Now when all is said and done, it all gets chewed up and taken down the gullet like everything else, so density isn't necessarily a priority when it comes to flavor profile, but I want it to hold up to its reputation... ya know?

And how many times do you get a piece of cake at the lunch counter. No...It's the pie in the dessert display that grabs your attention. Oh sure, sometimes the big slice of the Death by Chocolate makes you think about it. But then you realize that at least the pie has fruit... so there's that.

Then you see that slender cut of strawberry-rhubarb with a full crust. Not any of that lattice crap, might as well call a lattice pie a crumble. I mean, one gentle downward push with a side of a small fork and you've got a crumble.

Anyway, I'm a pie guy. Lee and Taylor enjoy eating them, but I think they get more enjoyment out of watching me struggle with density and tilt their heads with a smile at my stubbornness about using a recipe.

My great-grandmother Margaret never used recipes... at least when I was around.

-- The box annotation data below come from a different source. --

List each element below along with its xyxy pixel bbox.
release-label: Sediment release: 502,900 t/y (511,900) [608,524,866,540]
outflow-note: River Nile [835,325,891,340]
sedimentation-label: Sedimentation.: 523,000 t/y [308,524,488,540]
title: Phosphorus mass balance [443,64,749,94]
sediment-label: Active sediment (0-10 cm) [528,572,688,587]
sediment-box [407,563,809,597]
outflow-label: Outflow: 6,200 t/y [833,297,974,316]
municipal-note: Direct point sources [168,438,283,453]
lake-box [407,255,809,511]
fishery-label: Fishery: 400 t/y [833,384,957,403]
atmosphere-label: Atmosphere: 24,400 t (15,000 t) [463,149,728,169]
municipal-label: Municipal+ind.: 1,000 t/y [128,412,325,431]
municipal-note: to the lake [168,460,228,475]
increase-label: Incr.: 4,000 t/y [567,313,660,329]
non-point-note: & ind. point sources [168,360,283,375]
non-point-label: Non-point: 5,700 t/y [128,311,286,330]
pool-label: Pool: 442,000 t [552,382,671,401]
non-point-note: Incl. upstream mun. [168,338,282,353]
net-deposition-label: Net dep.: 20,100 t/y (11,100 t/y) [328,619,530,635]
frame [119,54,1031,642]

She was a beautiful woman that carried a tattered rag around in her brazier she used to wipe the sweat from her forehead throughout the day, well into her 70s. She always had baked sweets for us, but then made us eat asparagus and red apples and other healthy options.

She taught us the best decorations for Christmas trees were made in the kitchen.

On Sundays she sent her granddaughters out to the "Colonel's" for a large chicken lunch after church. She was a warrior and died at the age of 90 when I was 22. I thought I knew heartbreak then.

I hope she's holding hands with my daughter as the two laugh at my struggle with the perfect pie.

In my faith, they are together with Lee's mom Sam, my dads. and the whole group cheering me on, knowing I'm scrambling day-to-day to find things to ease the pain.

There's no recipe here.

Speaking of pie, with the Community Thanksgiving dinner succumbing to the ravage of the coronavirus, Hy-Vee announced Friday the Fort Madison store will be donating 50 Thanksgiving meals to the Food Pantry. With Iowa Fertilizer taking literally a ton of food over there, they're stocked pretty well. No one should go hungry on Thanksgiving... But that's Beside the Point.